SUSE / DeepSea

A collection of Salt files for deploying, managing and automating Ceph.
GNU General Public License v3.0
160 stars 75 forks source link

Enable openstack integration tests #1322

Closed jschmid1 closed 6 years ago

jschmid1 commented 6 years ago

Description of Issue/Question

There's an effort to enable the openstack tests in #1316. That's the result

Openstack functests fail with:

Error ERANGE:  pg_num 128 size 2 would mean 840 total pgs, which exceeds max 800 (mon_max_pg_per_osd 200 * num_in_osds 4)

We need to tweak something in the tests/env to make that work out of the box

jschmid1 commented 6 years ago

Enable openstack integration tests

smithfarm commented 6 years ago

@tserong This issue arises because of

smithfarm@wilbur:~/src/DeepSea/srv/salt/ceph/openstack> ag 'pool create'
cinder-backup/pool/default.sls
4:    - name: "ceph osd pool create {{ prefix }}cloud-backups 128"

cinder/pool/default.sls
4:    - name: "ceph osd pool create {{ prefix }}cloud-volumes 128"

glance/pool/default.sls
4:    - name: "ceph osd pool create {{ prefix }}cloud-images 128"

nova/pool/default.sls
4:    - name: "ceph osd pool create {{ prefix }}cloud-vms 128"

In other words, the openstack orchestration is creating pools with a hard-coded number of PGs (128) which is inappropriate for the (small) cluster deployed by the CI.

The qa scripting already has a "pool pre-creation" mechanism which calculates the "right" number of PGs per pool based on the number of pools and the number of OSDs in the cluster. I can easily add an option to the qa deployment script to pre-create these four pools. However, this alone is not sufficient to fix the issue because the openattic functest orchestration deletes these pools at the beginning of the test: https://github.com/SUSE/DeepSea/blob/SES5/srv/salt/ceph/functests/1node/openstack/default.sls#L3-L6

(It deletes the pools at the end of the test, too, but that has little or no bearing on this issue since the CI always runs the tests in a fresh cluster which is destroyed at the end of the test.)

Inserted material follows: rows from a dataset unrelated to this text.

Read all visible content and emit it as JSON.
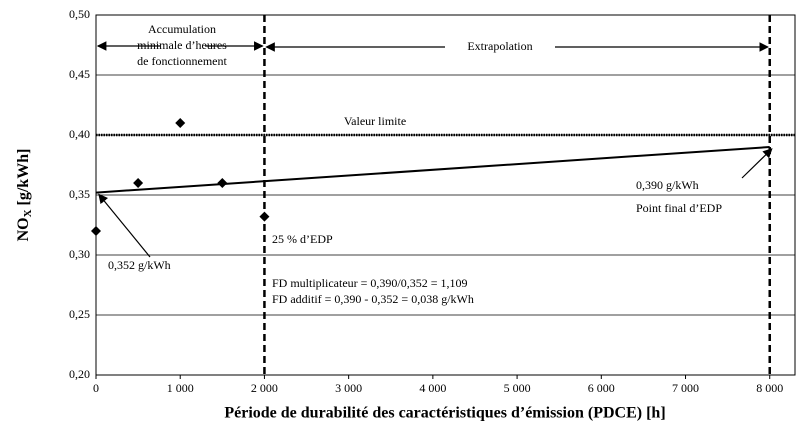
{
  "chart_data": {
    "type": "scatter",
    "x_label": "Période de durabilité des caractéristiques d’émission (PDCE) [h]",
    "y_label": {
      "main": "NO",
      "sub": "X",
      "unit": "[g/kWh]"
    },
    "x": [
      0,
      500,
      1000,
      1500,
      2000
    ],
    "values": [
      0.32,
      0.36,
      0.41,
      0.36,
      0.332
    ],
    "color": "#000000",
    "trend": {
      "x": [
        0,
        8000
      ],
      "values": [
        0.352,
        0.39
      ]
    },
    "limit": 0.4,
    "vlines": [
      2000,
      8000
    ],
    "xlim": [
      0,
      8300
    ],
    "ylim": [
      0.2,
      0.5
    ],
    "xticks": [
      0,
      {
        "value": 1000,
        "label": "1 000"
      },
      {
        "value": 2000,
        "label": "2 000"
      },
      {
        "value": 3000,
        "label": "3 000"
      },
      {
        "value": 4000,
        "label": "4 000"
      },
      {
        "value": 5000,
        "label": "5 000"
      },
      {
        "value": 6000,
        "label": "6 000"
      },
      {
        "value": 7000,
        "label": "7 000"
      },
      {
        "value": 8000,
        "label": "8 000"
      }
    ],
    "yticks": [
      {
        "value": 0.2,
        "label": "0,20"
      },
      {
        "value": 0.25,
        "label": "0,25"
      },
      {
        "value": 0.3,
        "label": "0,30"
      },
      {
        "value": 0.35,
        "label": "0,35"
      },
      {
        "value": 0.4,
        "label": "0,40"
      },
      {
        "value": 0.45,
        "label": "0,45"
      },
      {
        "value": 0.5,
        "label": "0,50"
      }
    ],
    "grid": true,
    "annotations": {
      "accumulation": [
        "Accumulation",
        "minimale d’heures",
        "de fonctionnement"
      ],
      "extrapolation": "Extrapolation",
      "limit_label": "Valeur limite",
      "end_value": "0,390 g/kWh",
      "end_label": "Point final d’EDP",
      "quarter": "25 % d’EDP",
      "start_value": "0,352 g/kWh",
      "fd_mult": "FD multiplicateur = 0,390/0,352 = 1,109",
      "fd_add": "FD additif = 0,390 - 0,352 = 0,038 g/kWh"
    }
  }
}
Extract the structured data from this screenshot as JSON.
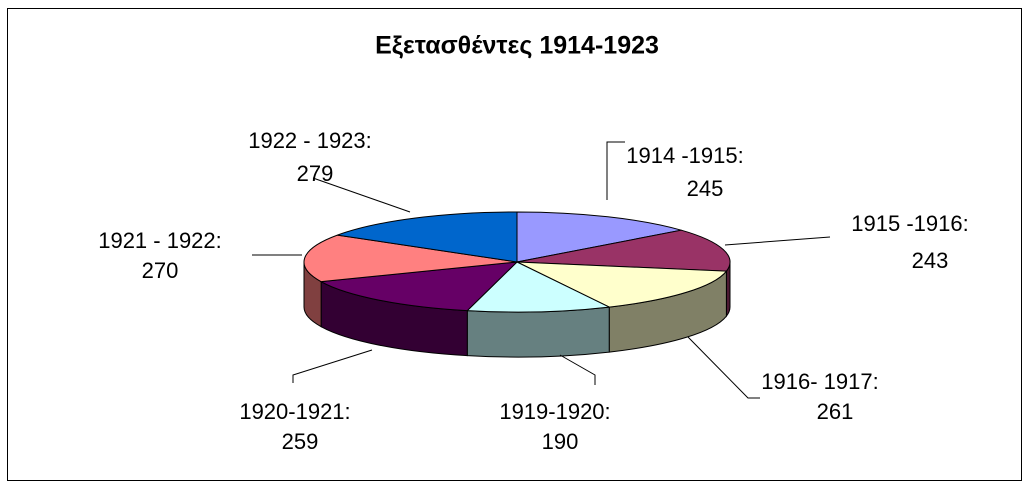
{
  "chart_data": {
    "type": "pie",
    "title": "Εξετασθέντες 1914-1923",
    "categories": [
      "1914 -1915:",
      "1915 -1916:",
      "1916- 1917:",
      "1919-1920:",
      "1920-1921:",
      "1921 - 1922:",
      "1922 - 1923:"
    ],
    "values": [
      245,
      243,
      261,
      190,
      259,
      270,
      279
    ],
    "colors": [
      "#9999ff",
      "#993366",
      "#ffffcc",
      "#ccffff",
      "#660066",
      "#ff8080",
      "#0066cc"
    ]
  }
}
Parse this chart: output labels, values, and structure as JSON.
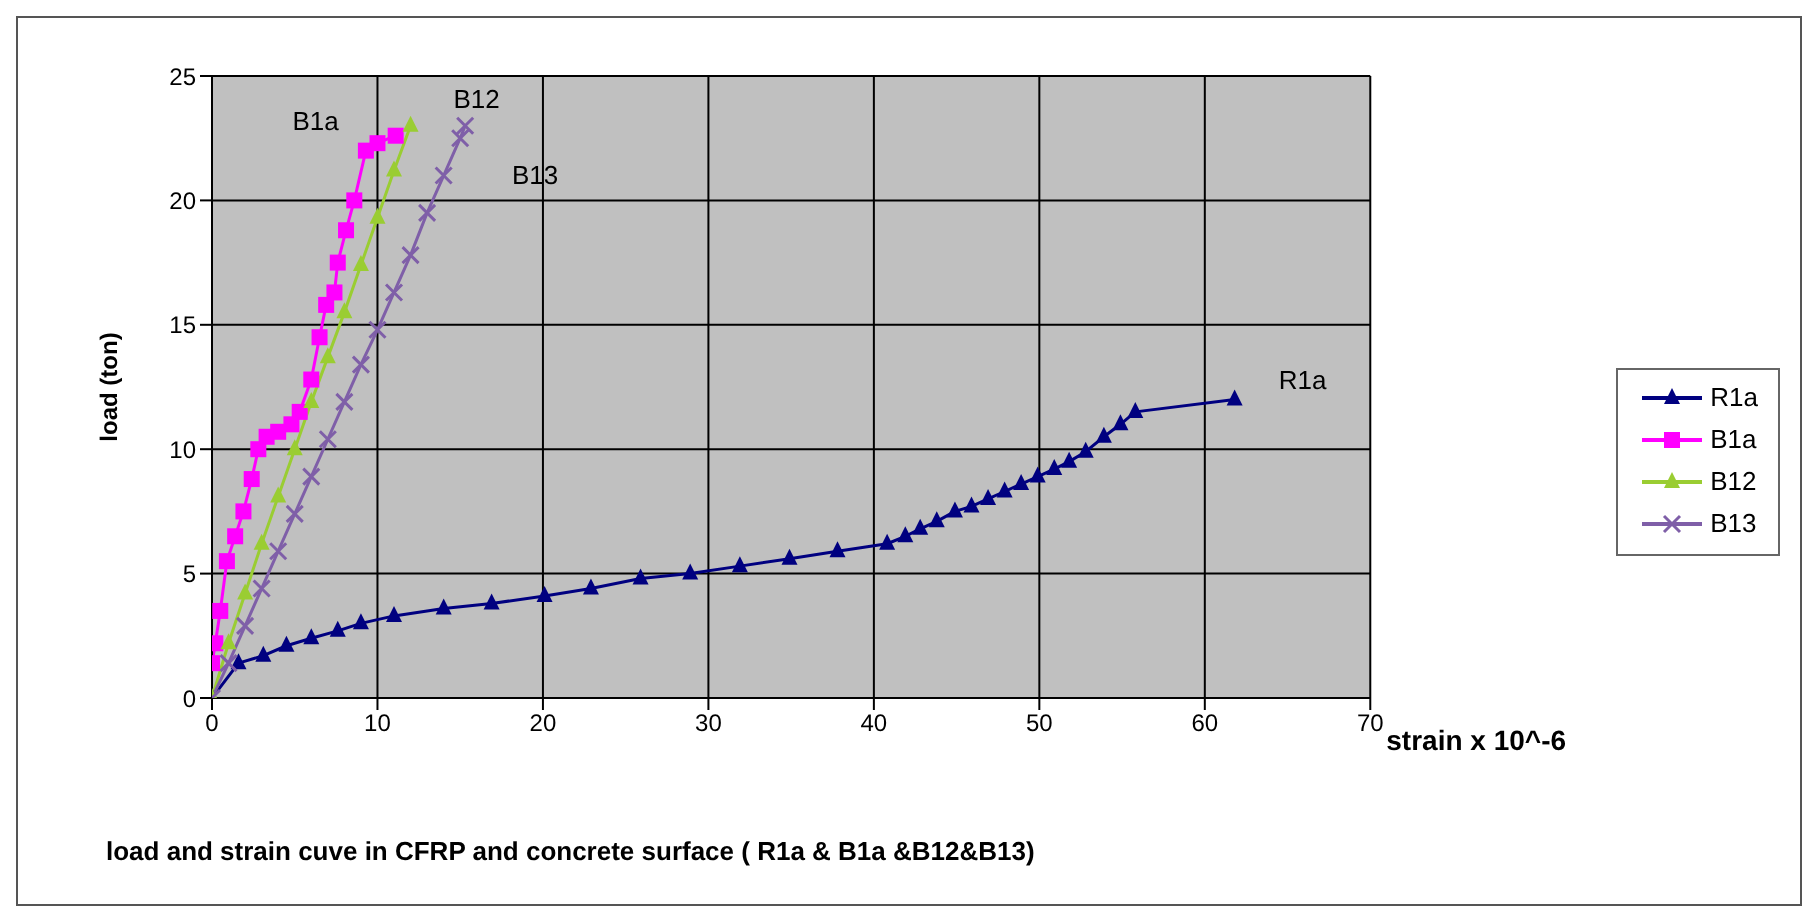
{
  "chart_data": {
    "type": "line",
    "title": "load and  strain cuve in CFRP and concrete surface  ( R1a & B1a &B12&B13)",
    "xlabel": "strain x 10^-6",
    "ylabel": "load (ton)",
    "xlim": [
      0,
      70
    ],
    "xticks": [
      0,
      10,
      20,
      30,
      40,
      50,
      60,
      70
    ],
    "ylim": [
      0,
      25
    ],
    "yticks": [
      0,
      5,
      10,
      15,
      20,
      25
    ],
    "grid": true,
    "legend": "right",
    "series": [
      {
        "name": "R1a",
        "color": "#000080",
        "marker": "triangle",
        "x": [
          0,
          1.6,
          3.1,
          4.5,
          6.0,
          7.6,
          9.0,
          11.0,
          14.0,
          16.9,
          20.1,
          22.9,
          25.9,
          28.9,
          31.9,
          34.9,
          37.8,
          40.8,
          41.9,
          42.8,
          43.8,
          44.9,
          45.9,
          46.9,
          47.9,
          48.9,
          49.9,
          50.9,
          51.8,
          52.8,
          53.9,
          54.9,
          55.8,
          61.8
        ],
        "values": [
          0,
          1.4,
          1.7,
          2.1,
          2.4,
          2.7,
          3.0,
          3.3,
          3.6,
          3.8,
          4.1,
          4.4,
          4.8,
          5.0,
          5.3,
          5.6,
          5.9,
          6.2,
          6.5,
          6.8,
          7.1,
          7.5,
          7.7,
          8.0,
          8.3,
          8.6,
          8.9,
          9.2,
          9.5,
          9.9,
          10.5,
          11.0,
          11.5,
          12.0
        ]
      },
      {
        "name": "B1a",
        "color": "#ff00ff",
        "marker": "square",
        "x": [
          0,
          0.2,
          0.5,
          0.9,
          1.4,
          1.9,
          2.4,
          2.8,
          3.3,
          4.0,
          4.8,
          5.3,
          6.0,
          6.5,
          6.9,
          7.4,
          7.6,
          8.1,
          8.6,
          9.3,
          10,
          11.1
        ],
        "values": [
          1.4,
          2.2,
          3.5,
          5.5,
          6.5,
          7.5,
          8.8,
          10,
          10.5,
          10.7,
          11.0,
          11.5,
          12.8,
          14.5,
          15.8,
          16.3,
          17.5,
          18.8,
          20,
          22,
          22.3,
          22.6
        ]
      },
      {
        "name": "B12",
        "color": "#9acd32",
        "marker": "triangle",
        "x": [
          0,
          1,
          2,
          3,
          4,
          5,
          6,
          7,
          8,
          9,
          10,
          11,
          12
        ],
        "values": [
          0,
          2.2,
          4.2,
          6.2,
          8.1,
          10,
          11.9,
          13.7,
          15.5,
          17.4,
          19.3,
          21.2,
          23
        ]
      },
      {
        "name": "B13",
        "color": "#7f5fa8",
        "marker": "cross",
        "x": [
          0,
          1,
          2,
          3,
          4,
          5,
          6,
          7,
          8,
          9,
          10,
          11,
          12,
          13,
          14,
          15,
          15.3
        ],
        "values": [
          0,
          1.4,
          2.9,
          4.4,
          5.9,
          7.4,
          8.9,
          10.4,
          11.9,
          13.4,
          14.8,
          16.3,
          17.8,
          19.5,
          21,
          22.5,
          23
        ]
      }
    ]
  }
}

So, how do you suggest to address this issue? The only thing I can think of right now is to drop the "clean environment at start" bit. Combined with my tweak on the qa side, this would make the functest work in the CI, but it would mean that folks running the functest manually would have to take care to manually delete these pools, first, or risk running the tests on a "dirty" environment.

tserong commented 6 years ago

Ugh. I wonder if we should optionally parameterize the number of PGs instead? That'd possibly help real deployments too (where the admin wanted to have control over the number of PGs).

smithfarm commented 6 years ago

What does "parameterize" mean, though? Like have the SLS call a runner that reads a YAML file where the number of PGs could be optionally set?

smithfarm commented 6 years ago

All the other bits of DeepSea that create pools will refrain from doing so if the pool is already created (i.e. with the right number of PGs).

The only problem here is the functest is deleting the pool and re-creating it with the wrong number of PGs.

tserong commented 6 years ago

What does "parameterize" mean, though? Like have the SLS call a runner that reads a YAML file where the number of PGs could be optionally set?

Nope, just thinking to let the number of PGs be optionally passed in somehow as another command line param (the last thing I want to do is add more YAML :-)) But let's not do that either, I'll just get rid of the initial pool deletion.